From left, King Lear (Aled Davies), the Fool (Tom Ford), Edgar as Poor Tom (J. Todd Adams), and Kent as Caius (Dougred Miller) put Goneril (a mop in a joint stool) on trial. Photo by DKM Photography, Idaho Shakespeare Festival.

Yet another character's tragedy comes to a fitting conclusion in the climactic finale: Edmund's. In the play's opening scene, Edmund walks on stage as Gloucester and Kent are talking. Gloucester tries to shoo him away, but Kent notices and asks, "Is not this your son, my lord?" In his reply, Gloucester admits, "I have so often blushed to acknowledge him, that now I am brazed to it." Edmund is not only the bastard son and the younger brother to Edgar, he is of no consequence for both reasons. Dyrud speaks his "Stand up for bastards" soliloquy as more of a lament over his circumstances than a rallying cry for evil, but that disenfranchisement nevertheless sends him down the path of villainy (in obvious contrast to the Cornwalls, whose ultraenfranchisement feeds a greed that sends them down their path of villainy).
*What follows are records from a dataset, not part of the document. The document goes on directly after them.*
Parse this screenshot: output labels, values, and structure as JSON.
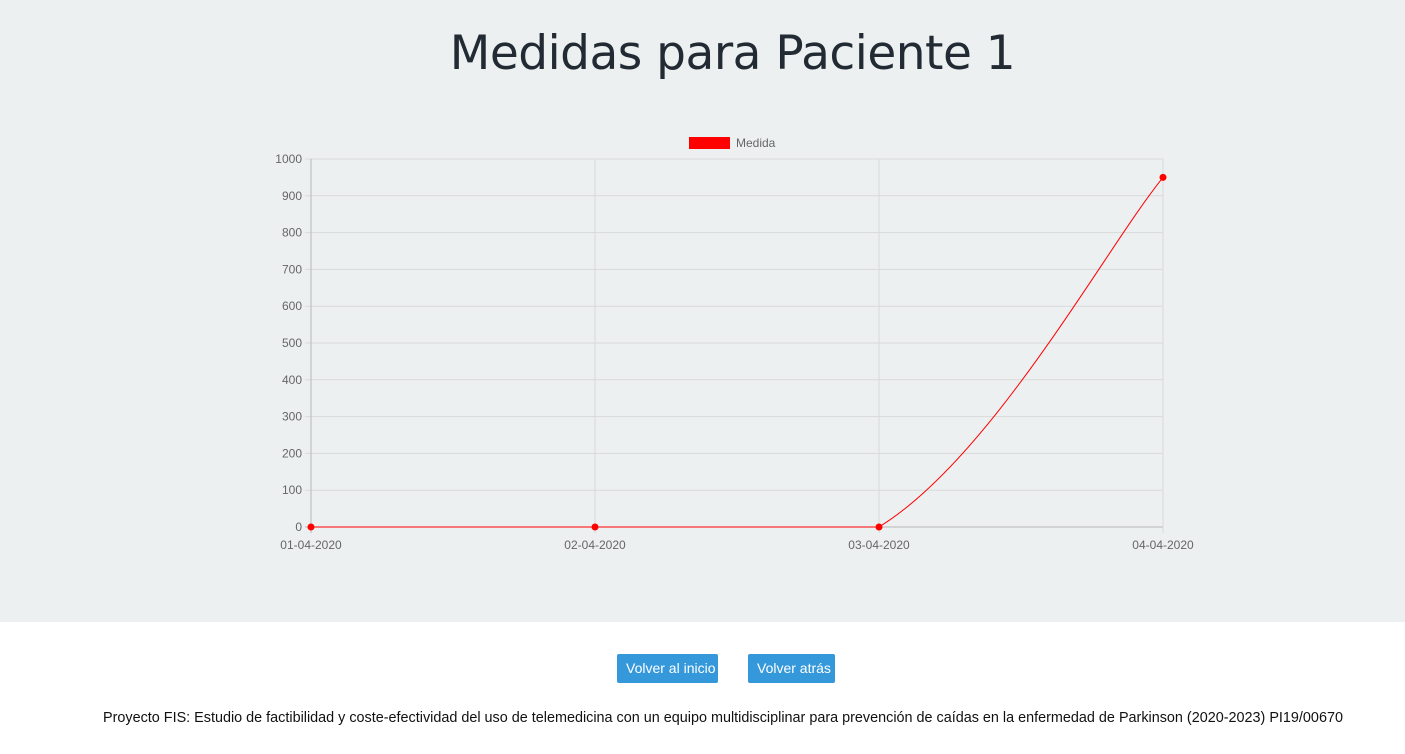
{
  "page": {
    "title": "Medidas para Paciente 1"
  },
  "chart_data": {
    "type": "line",
    "categories": [
      "01-04-2020",
      "02-04-2020",
      "03-04-2020",
      "04-04-2020"
    ],
    "series": [
      {
        "name": "Medida",
        "values": [
          0,
          0,
          0,
          950
        ],
        "color": "#ff0000"
      }
    ],
    "ylim": [
      0,
      1000
    ],
    "yticks": [
      0,
      100,
      200,
      300,
      400,
      500,
      600,
      700,
      800,
      900,
      1000
    ],
    "grid": true,
    "legend": "top-center",
    "title": "",
    "xlabel": "",
    "ylabel": ""
  },
  "buttons": {
    "home_label": "Volver al inicio",
    "back_label": "Volver atrás"
  },
  "footer": {
    "text": "Proyecto FIS: Estudio de factibilidad y coste-efectividad del uso de telemedicina con un equipo multidisciplinar para prevención de caídas en la enfermedad de Parkinson (2020-2023) PI19/00670"
  },
  "colors": {
    "hero_background": "#ecf0f1",
    "button": "#3498db",
    "series": "#ff0000"
  }
}
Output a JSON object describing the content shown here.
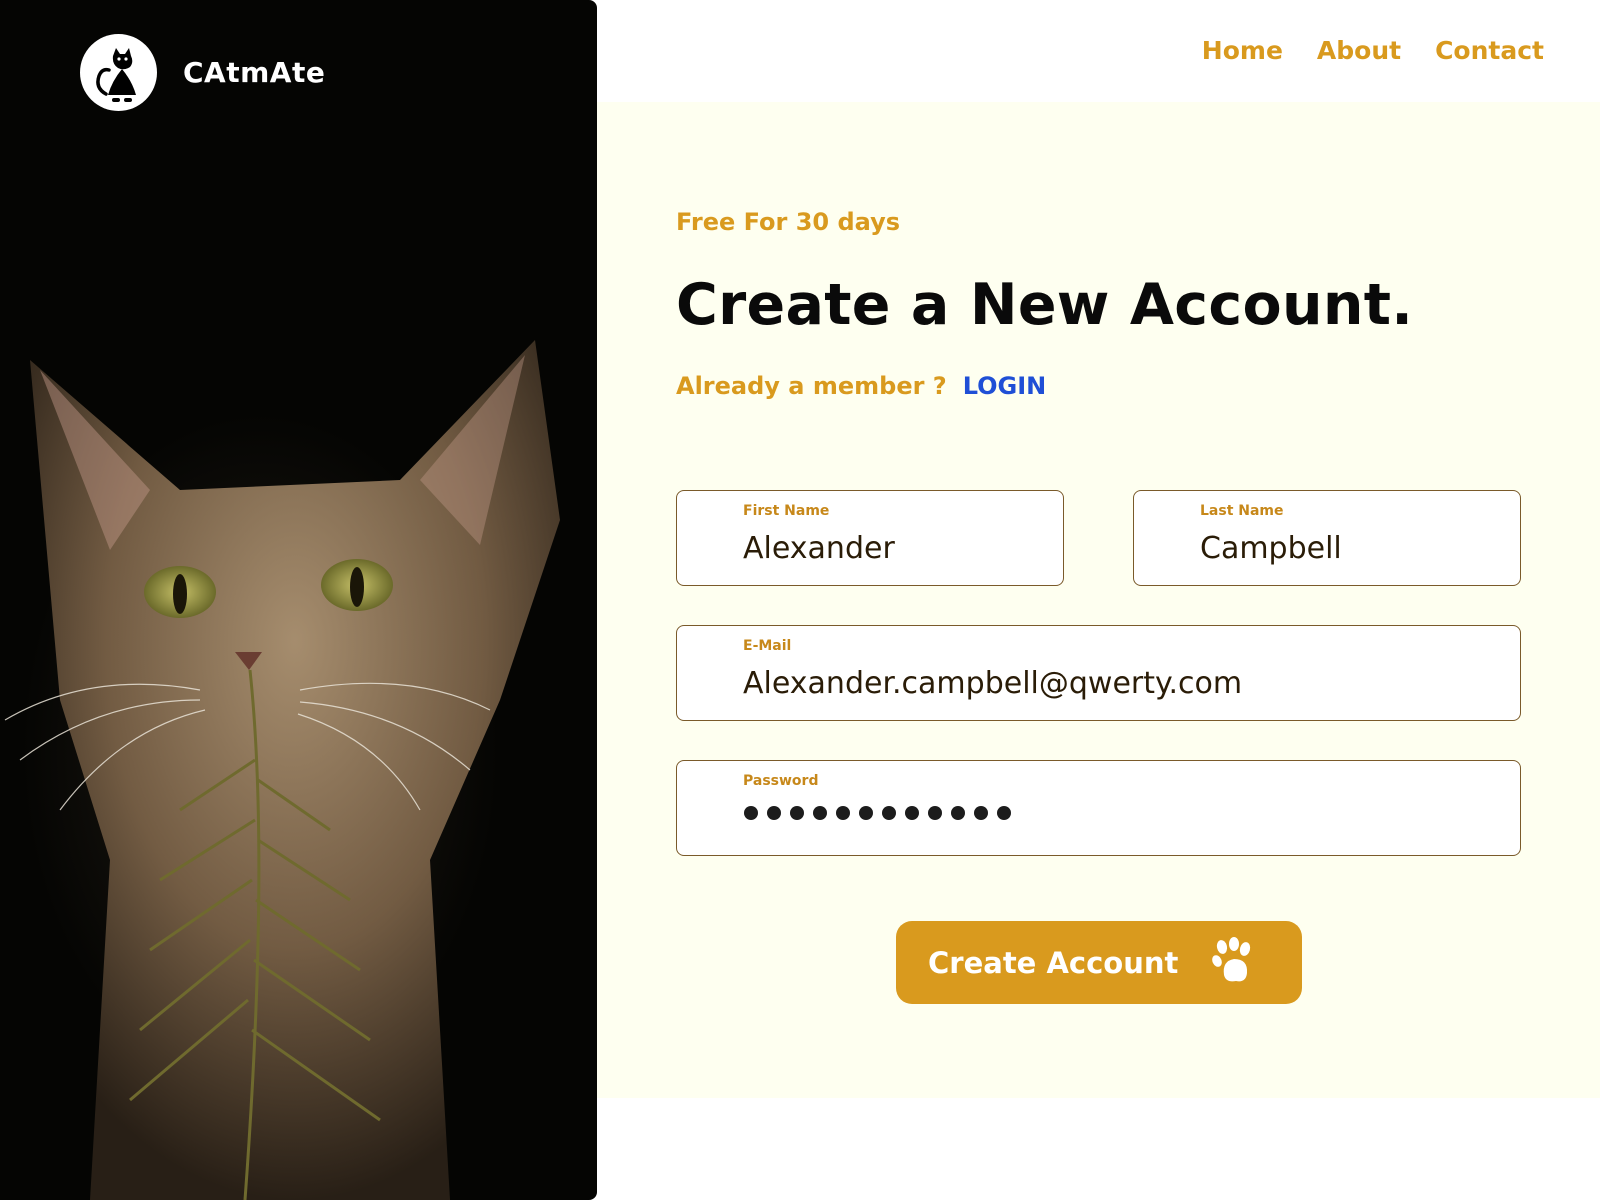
{
  "brand": {
    "name": "CAtmAte",
    "logo_icon": "cat-logo-icon"
  },
  "nav": {
    "items": [
      "Home",
      "About",
      "Contact"
    ]
  },
  "promo": "Free For 30 days",
  "heading": "Create a New Account.",
  "member": {
    "text": "Already a member ?",
    "login_label": "LOGIN"
  },
  "form": {
    "first_name": {
      "label": "First Name",
      "value": "Alexander"
    },
    "last_name": {
      "label": "Last Name",
      "value": "Campbell"
    },
    "email": {
      "label": "E-Mail",
      "value": "Alexander.campbell@qwerty.com"
    },
    "password": {
      "label": "Password",
      "masked_length": 12
    }
  },
  "cta": {
    "label": "Create Account",
    "icon": "paw-icon"
  },
  "colors": {
    "accent": "#d99a1e",
    "panel": "#fefff0",
    "link": "#1f4fd6",
    "dark": "#050503"
  }
}
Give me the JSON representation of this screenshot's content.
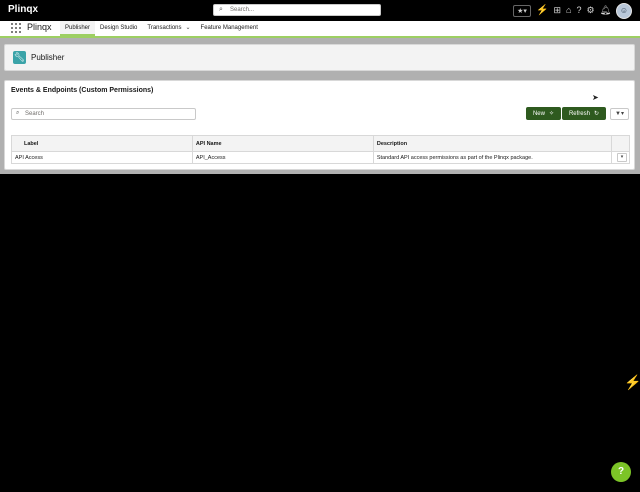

Edmund's redemption comes the moment he sees the bodies of Regan and Goneril, the latter poisoning the former and then taking her own life over love of Edmund. "Yet Edmund was beloved," Dyrud says truly touched, and soon after promises "some good I mean to do, despite of mine own nature." But he, of course, is already dying from the wound Edgar gave him during their duel, and after Lear has carried the lifeless Cordelia on stage, the report of Edmund's death prompts Albany to comment sternly to the nurse, "That's but a trifle here." Speaking that line with such clarity at that moment generates a laugh from the audience, whether intended or not. Nevertheless, it emphasizes Edmund's arc coming full circle, from a life that is not to be acknowledged to a death that is "but a trifle"—though he attains the titles of Earl of Gloucester and Duke of Cornwall and the love of two princesses along the way.

The heart and soul of this King Lear can be found in the hovel during the storm. On the fringe of the stage, among the trash that has gathered there, slouch homeless people, stockings obscuring their faces. One young woman carries a baby at her breast. These are the "naked wretches" with "houseless heads and unfed sides" the now-mad Lear notices for the first time in his life, and he suddenly sees a truth about the society he had recently ruled. "O, I have ta'en too little care of this!" he says. "Take physic, pomp; expose thyself to feel what wretches feel, that thou mayst shake the superflux to them, and show the heavens more just," whereupon he removes his cloak and places it around the young mother. Poor Tom is one of these naked wretches—in fact, his appearance scares even his fellows destitutes—and in a barely noticeable piece of stage business, after the blind Gloucester has given the disguised Edgar his purse to lead him to Dover, Edgar tosses it to one of the other homeless people. By losing his nobility, Edgar has become the most noble of all and, ironically, ends up inheriting the kingdom.